Lidia Thorpe disrupted proceedings in Canberra( Image: POOL/AFP via Getty Images)

She said: “We are all so disappointed by it. To have that in the Great Hall – disgusting. I am so upset about her. He has waited so long to be king, he has rehearsed for it all his life. He is our king, our sovereign and he has got cancer.” Charles and Camilla were earlier welcomed at Canberra airport with a traditional smoking ceremony where guests wafted burning eucalyptus over themselves, chosen for its health benefits in light of the King’s ongoing cancer treatment.

The royal couple commemorated Australia’s war dead at the national memorial, laying floral tributes as hundreds of well-wishers turned out to see the couple – including an alpaca who sneezed in front of the King. But the protest made headlines and the senator told BBC News afterwards: “I wanted to send a clear message to the King of England that he is not the king of this country.

Thorpe said that Charles is "not my king"( Image: Getty Images)

“He is not my king. He is not sovereign. We are sovereign. To be sovereign, you have to be of the land.
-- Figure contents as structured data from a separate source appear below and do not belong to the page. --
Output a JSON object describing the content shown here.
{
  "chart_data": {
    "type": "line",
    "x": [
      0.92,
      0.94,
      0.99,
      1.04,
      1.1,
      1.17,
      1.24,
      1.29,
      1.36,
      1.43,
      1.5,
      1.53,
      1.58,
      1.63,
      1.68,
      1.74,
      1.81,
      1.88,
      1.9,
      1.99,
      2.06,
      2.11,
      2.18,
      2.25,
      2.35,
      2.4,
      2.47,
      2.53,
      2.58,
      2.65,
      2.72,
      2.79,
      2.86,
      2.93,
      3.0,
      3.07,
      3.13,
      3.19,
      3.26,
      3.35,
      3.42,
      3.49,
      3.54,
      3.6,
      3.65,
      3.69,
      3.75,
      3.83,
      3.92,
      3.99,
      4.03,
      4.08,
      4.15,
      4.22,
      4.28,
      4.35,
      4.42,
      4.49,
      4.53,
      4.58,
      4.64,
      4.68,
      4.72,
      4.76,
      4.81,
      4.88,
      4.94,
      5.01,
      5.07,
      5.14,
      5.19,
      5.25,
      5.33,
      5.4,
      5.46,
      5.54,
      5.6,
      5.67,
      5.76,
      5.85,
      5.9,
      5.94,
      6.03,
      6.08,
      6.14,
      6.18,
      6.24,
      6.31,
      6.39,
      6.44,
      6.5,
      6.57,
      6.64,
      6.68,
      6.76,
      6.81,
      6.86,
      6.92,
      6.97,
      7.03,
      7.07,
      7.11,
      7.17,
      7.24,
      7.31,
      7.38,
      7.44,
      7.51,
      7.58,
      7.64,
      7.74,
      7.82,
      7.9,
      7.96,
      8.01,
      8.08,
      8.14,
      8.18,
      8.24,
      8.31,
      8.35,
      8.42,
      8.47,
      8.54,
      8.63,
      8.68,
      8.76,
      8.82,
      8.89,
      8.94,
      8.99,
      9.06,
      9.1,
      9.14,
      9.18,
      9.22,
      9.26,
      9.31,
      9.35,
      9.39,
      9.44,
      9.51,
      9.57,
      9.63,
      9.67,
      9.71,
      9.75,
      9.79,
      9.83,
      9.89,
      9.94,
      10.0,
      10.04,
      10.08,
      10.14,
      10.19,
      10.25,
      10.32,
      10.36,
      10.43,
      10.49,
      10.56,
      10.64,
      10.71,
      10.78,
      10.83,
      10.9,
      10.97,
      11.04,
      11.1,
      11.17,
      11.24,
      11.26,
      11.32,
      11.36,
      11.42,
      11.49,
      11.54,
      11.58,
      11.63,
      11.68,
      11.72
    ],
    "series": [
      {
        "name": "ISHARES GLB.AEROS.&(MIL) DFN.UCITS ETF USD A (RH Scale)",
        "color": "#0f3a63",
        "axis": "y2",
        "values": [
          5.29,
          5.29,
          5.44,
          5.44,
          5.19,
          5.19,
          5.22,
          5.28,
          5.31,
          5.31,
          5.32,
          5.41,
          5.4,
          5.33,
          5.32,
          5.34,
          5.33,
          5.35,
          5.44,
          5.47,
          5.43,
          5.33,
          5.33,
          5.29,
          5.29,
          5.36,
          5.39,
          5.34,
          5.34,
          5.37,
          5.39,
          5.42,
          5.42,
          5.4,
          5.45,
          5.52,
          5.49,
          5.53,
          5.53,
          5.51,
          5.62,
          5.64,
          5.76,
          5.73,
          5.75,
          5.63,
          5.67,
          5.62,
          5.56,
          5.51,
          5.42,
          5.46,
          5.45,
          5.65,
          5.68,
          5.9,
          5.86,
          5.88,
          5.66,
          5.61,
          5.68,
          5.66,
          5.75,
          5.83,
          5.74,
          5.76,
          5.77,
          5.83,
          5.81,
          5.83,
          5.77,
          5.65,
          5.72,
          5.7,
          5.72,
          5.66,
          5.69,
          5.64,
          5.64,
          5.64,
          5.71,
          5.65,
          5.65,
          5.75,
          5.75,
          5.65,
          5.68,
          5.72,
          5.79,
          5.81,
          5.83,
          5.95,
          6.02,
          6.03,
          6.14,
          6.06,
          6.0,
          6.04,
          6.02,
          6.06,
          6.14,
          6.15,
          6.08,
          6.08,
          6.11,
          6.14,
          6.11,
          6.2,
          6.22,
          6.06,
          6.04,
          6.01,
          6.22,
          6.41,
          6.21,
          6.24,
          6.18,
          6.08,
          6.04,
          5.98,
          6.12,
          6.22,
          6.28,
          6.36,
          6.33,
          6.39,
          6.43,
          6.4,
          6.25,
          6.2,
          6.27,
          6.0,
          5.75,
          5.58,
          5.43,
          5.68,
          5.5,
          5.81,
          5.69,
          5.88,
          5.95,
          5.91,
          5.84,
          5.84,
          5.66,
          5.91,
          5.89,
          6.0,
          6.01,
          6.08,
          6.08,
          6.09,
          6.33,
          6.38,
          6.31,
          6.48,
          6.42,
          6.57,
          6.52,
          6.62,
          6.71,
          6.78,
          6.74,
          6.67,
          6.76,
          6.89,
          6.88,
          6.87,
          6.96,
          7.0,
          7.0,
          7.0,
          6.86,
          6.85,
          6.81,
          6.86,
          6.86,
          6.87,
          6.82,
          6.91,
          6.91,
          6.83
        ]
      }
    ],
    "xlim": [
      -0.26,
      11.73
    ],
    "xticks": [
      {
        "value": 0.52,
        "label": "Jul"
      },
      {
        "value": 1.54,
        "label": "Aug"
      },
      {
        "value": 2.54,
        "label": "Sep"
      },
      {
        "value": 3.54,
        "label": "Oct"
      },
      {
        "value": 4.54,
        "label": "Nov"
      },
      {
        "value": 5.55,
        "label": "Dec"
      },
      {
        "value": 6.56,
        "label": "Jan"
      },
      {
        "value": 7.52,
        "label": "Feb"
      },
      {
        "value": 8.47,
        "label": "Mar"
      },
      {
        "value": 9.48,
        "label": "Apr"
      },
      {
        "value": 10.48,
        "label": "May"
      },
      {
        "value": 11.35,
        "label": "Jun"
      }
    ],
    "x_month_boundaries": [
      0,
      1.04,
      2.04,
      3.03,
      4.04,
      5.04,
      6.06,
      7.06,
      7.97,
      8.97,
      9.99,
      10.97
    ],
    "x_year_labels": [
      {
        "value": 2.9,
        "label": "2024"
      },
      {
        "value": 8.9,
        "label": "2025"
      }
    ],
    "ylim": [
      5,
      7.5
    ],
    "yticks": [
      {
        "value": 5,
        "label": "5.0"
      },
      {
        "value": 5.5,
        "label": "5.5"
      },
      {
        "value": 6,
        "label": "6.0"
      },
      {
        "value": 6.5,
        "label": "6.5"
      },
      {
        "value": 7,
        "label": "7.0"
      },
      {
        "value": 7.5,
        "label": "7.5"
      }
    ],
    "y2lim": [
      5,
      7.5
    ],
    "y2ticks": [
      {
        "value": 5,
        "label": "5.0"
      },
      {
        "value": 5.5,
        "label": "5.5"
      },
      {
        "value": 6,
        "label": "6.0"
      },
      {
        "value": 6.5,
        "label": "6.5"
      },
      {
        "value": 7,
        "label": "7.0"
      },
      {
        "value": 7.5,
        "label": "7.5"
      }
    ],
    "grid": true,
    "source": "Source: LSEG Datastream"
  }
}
He is not of this land.” In a statement before her outburst the senator criticised Mr Albanese, claiming his government had backed down on a treaty with Australia’s First Nations.

Mr Albanese has a long-term aim of steering Australia towards becoming a republic but the plans are on hold after Australians overwhelmingly rejected a plan to give greater political rights to indigenous people in a referendum held last year.

In a speech before Charles’ address, the prime minister said to Charles: “You have shown great respect for Australians even during times when we have debated the future of our own constitutional arrangements and the nature of our relationship with the crown. Nothing stands still.”